The characters themselves also have depth, and they explore it in the many intimate conversations that accompany their sexy moments. Carlos has emotional pain in his past that he’s never dealt with, and Nik has a deep fear of getting close to someone because she’s been burned before and in the worst kind of way. They push each other to overcome their individual fears, proving that the best partner is the one who challenges you to be better.
“As entertaining as Nik and Carlos are together, Guillory has also given them real lives outside the contours of their relationship,” writes Kamrun Nessa in her NPR review. “There is so much happening on the periphery in The Proposal, and it’s all necessary — Guillory builds depth into Nik and Carlos and breadth into their relationship, because they need to know their own strengths (and we readers need to see it) before they can truly rely on each other.”
With depth comes a dose of reality, and Guillory gives us that with the sex scenes she depicts. Too often, pop culture presents a false idea of what sex can be: It all happens too fast, the characters always “explode” at the same time (honestly, that sounds dangerous), and it’s never practiced safely. Everything about it is wrapped up in a perfect bow.
Barf. None of that is true, and none of that is interesting.

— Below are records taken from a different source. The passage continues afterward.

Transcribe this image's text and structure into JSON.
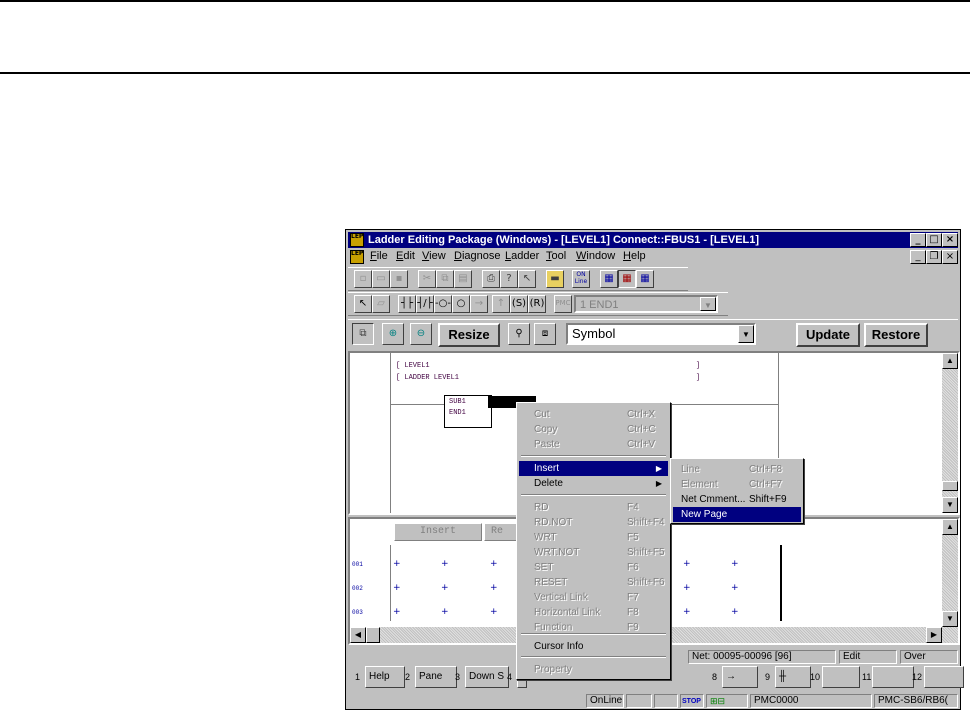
{
  "window": {
    "title": "Ladder Editing Package (Windows) - [LEVEL1]     Connect::FBUS1 - [LEVEL1]",
    "icon_text": "LEP"
  },
  "menu": [
    "File",
    "Edit",
    "View",
    "Diagnose",
    "Ladder",
    "Tool",
    "Window",
    "Help"
  ],
  "toolbar2": {
    "pmc_label": "PMC",
    "program_select": "1 END1"
  },
  "toolbar3": {
    "resize_label": "Resize",
    "symbol_select": "Symbol",
    "update_label": "Update",
    "restore_label": "Restore"
  },
  "toolbar1": {
    "online_label": "ON Line"
  },
  "ladder": {
    "line1_left": "[ LEVEL1",
    "line1_right": "]",
    "line2_left": "[ LADDER LEVEL1",
    "line2_right": "]",
    "block_line1": "SUB1",
    "block_line2": "END1"
  },
  "lower_pane": {
    "insert_label": "Insert",
    "re_label": "Re",
    "rows": [
      "001",
      "002",
      "003"
    ]
  },
  "context_menu": [
    {
      "label": "Cut",
      "shortcut": "Ctrl+X",
      "enabled": false
    },
    {
      "label": "Copy",
      "shortcut": "Ctrl+C",
      "enabled": false
    },
    {
      "label": "Paste",
      "shortcut": "Ctrl+V",
      "enabled": false
    },
    {
      "label": "Insert",
      "shortcut": "",
      "enabled": true,
      "submenu": true,
      "selected": true
    },
    {
      "label": "Delete",
      "shortcut": "",
      "enabled": true,
      "submenu": true
    },
    {
      "label": "RD",
      "shortcut": "F4",
      "enabled": false
    },
    {
      "label": "RD.NOT",
      "shortcut": "Shift+F4",
      "enabled": false
    },
    {
      "label": "WRT",
      "shortcut": "F5",
      "enabled": false
    },
    {
      "label": "WRT.NOT",
      "shortcut": "Shift+F5",
      "enabled": false
    },
    {
      "label": "SET",
      "shortcut": "F6",
      "enabled": false
    },
    {
      "label": "RESET",
      "shortcut": "Shift+F6",
      "enabled": false
    },
    {
      "label": "Vertical Link",
      "shortcut": "F7",
      "enabled": false
    },
    {
      "label": "Horizontal Link",
      "shortcut": "F8",
      "enabled": false
    },
    {
      "label": "Function",
      "shortcut": "F9",
      "enabled": false
    },
    {
      "label": "Cursor Info",
      "shortcut": "",
      "enabled": true
    },
    {
      "label": "Property",
      "shortcut": "",
      "enabled": false
    }
  ],
  "submenu": [
    {
      "label": "Line",
      "shortcut": "Ctrl+F8",
      "enabled": false
    },
    {
      "label": "Element",
      "shortcut": "Ctrl+F7",
      "enabled": false
    },
    {
      "label": "Net Cmment...",
      "shortcut": "Shift+F9",
      "enabled": true
    },
    {
      "label": "New Page",
      "shortcut": "",
      "enabled": true,
      "selected": true
    }
  ],
  "status_top": {
    "net": "Net: 00095-00096 [96]",
    "edit": "Edit",
    "over": "Over"
  },
  "fkeys": [
    {
      "num": "1",
      "label": "Help"
    },
    {
      "num": "2",
      "label": "Pane"
    },
    {
      "num": "3",
      "label": "Down S"
    },
    {
      "num": "4",
      "label": ""
    },
    {
      "num": "8",
      "label": "→"
    },
    {
      "num": "9",
      "label": "╫"
    },
    {
      "num": "10",
      "label": ""
    },
    {
      "num": "11",
      "label": ""
    },
    {
      "num": "12",
      "label": ""
    }
  ],
  "status_bottom": {
    "online": "OnLine",
    "stop": "STOP",
    "pmc": "PMC0000",
    "model": "PMC-SB6/RB6("
  }
}
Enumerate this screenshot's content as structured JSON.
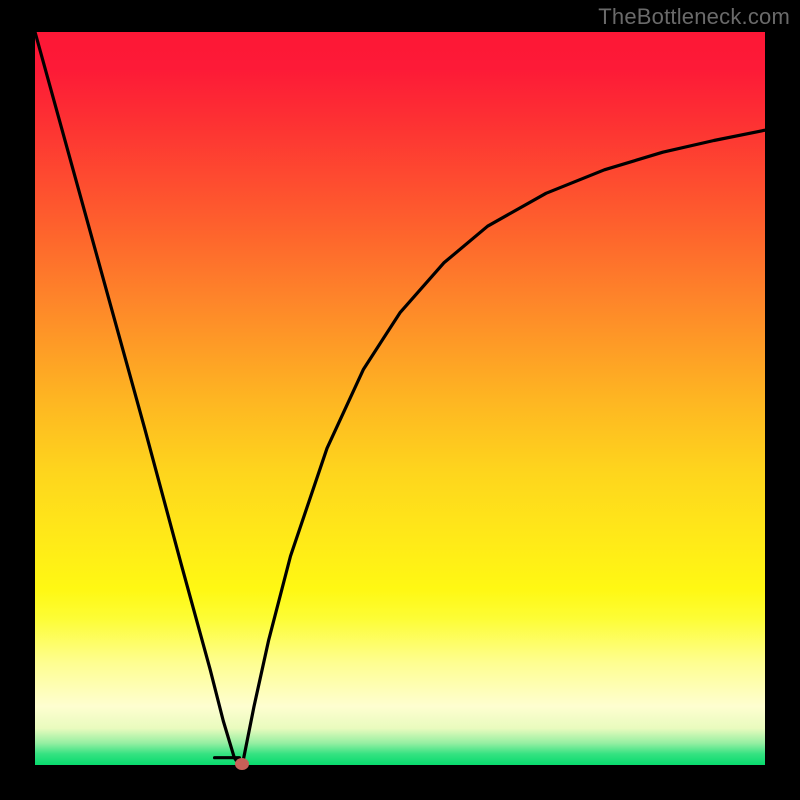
{
  "watermark": "TheBottleneck.com",
  "dot": {
    "x_frac": 0.284,
    "y_frac": 0.998
  },
  "chart_data": {
    "type": "line",
    "title": "",
    "xlabel": "",
    "ylabel": "",
    "xlim": [
      0,
      1
    ],
    "ylim": [
      0,
      1
    ],
    "series": [
      {
        "name": "left-branch",
        "x": [
          0.0,
          0.05,
          0.1,
          0.15,
          0.2,
          0.24,
          0.258,
          0.273,
          0.28
        ],
        "y": [
          1.0,
          0.82,
          0.64,
          0.46,
          0.275,
          0.13,
          0.06,
          0.01,
          0.0
        ]
      },
      {
        "name": "plateau",
        "x": [
          0.246,
          0.28
        ],
        "y": [
          0.01,
          0.01
        ]
      },
      {
        "name": "right-branch",
        "x": [
          0.284,
          0.3,
          0.32,
          0.35,
          0.4,
          0.45,
          0.5,
          0.56,
          0.62,
          0.7,
          0.78,
          0.86,
          0.93,
          1.0
        ],
        "y": [
          0.0,
          0.08,
          0.17,
          0.285,
          0.432,
          0.54,
          0.617,
          0.685,
          0.735,
          0.78,
          0.812,
          0.836,
          0.852,
          0.866
        ]
      }
    ],
    "marker": {
      "x": 0.284,
      "y": 0.002,
      "color": "#c86058"
    },
    "background_gradient": {
      "top": "#fd1736",
      "bottom": "#08db6e"
    }
  }
}
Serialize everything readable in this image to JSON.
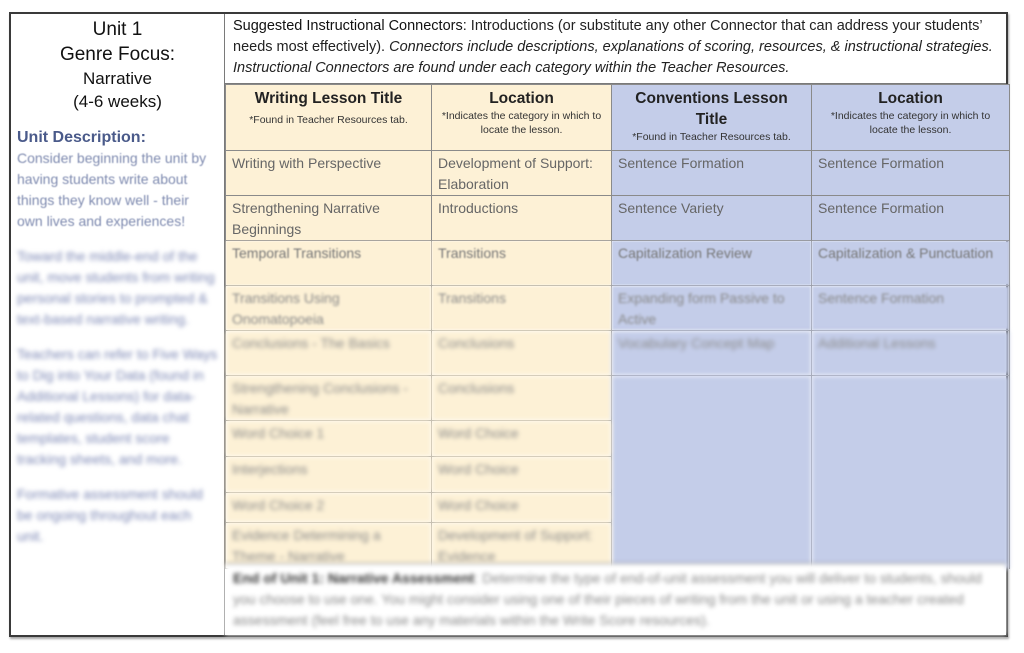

For the most part, Guillory realistically details Carlos and Nik’s hookups, even highlighting the importance of running to the bedroom for a condom.
“Women who know how to fight hold themselves differently. I’ve seen that in the women who’ve taught me, in the women who’ve taken my classes, and especially in myself. You walk into any situation with an attitude that you’ve got this, you can defend yourself, you are strong.” — The Proposal
Now that we’ve covered the serious aspects of this review, let’s get to the real reason we have a five-flame novel on our hands: This book was fun.
Yes, it was a quick read that leveraged more entertainment than complexity even though the latter was certainly present. It didn’t focus on flowery or poetic writing; it just got down to business — no pun intended. But also I could not put it down because I was enjoying it so much. I loved the main characters and how they interacted. Nik is a strong, independent woman who can go tit for tat with Carlos. They draw off one another’s humor and quick-witted responses, and I appreciated their conversations and the inner thoughts that accompanied these interactions. The Proposal both charmed and captivated me.
In J school, we always learned you have to give readers what they want and what they need (blending interest with information). Guillory does exactly that in her second novel. I needed something woke and not cliché. I also needed something fun after a string of sad reads, and that’s exactly what I wanted too. She gave me all of the above in this entertaining novel with great characters, an amusing plot, lively dialogue, and some very descriptive food scenes … something I definitely want and need in my life.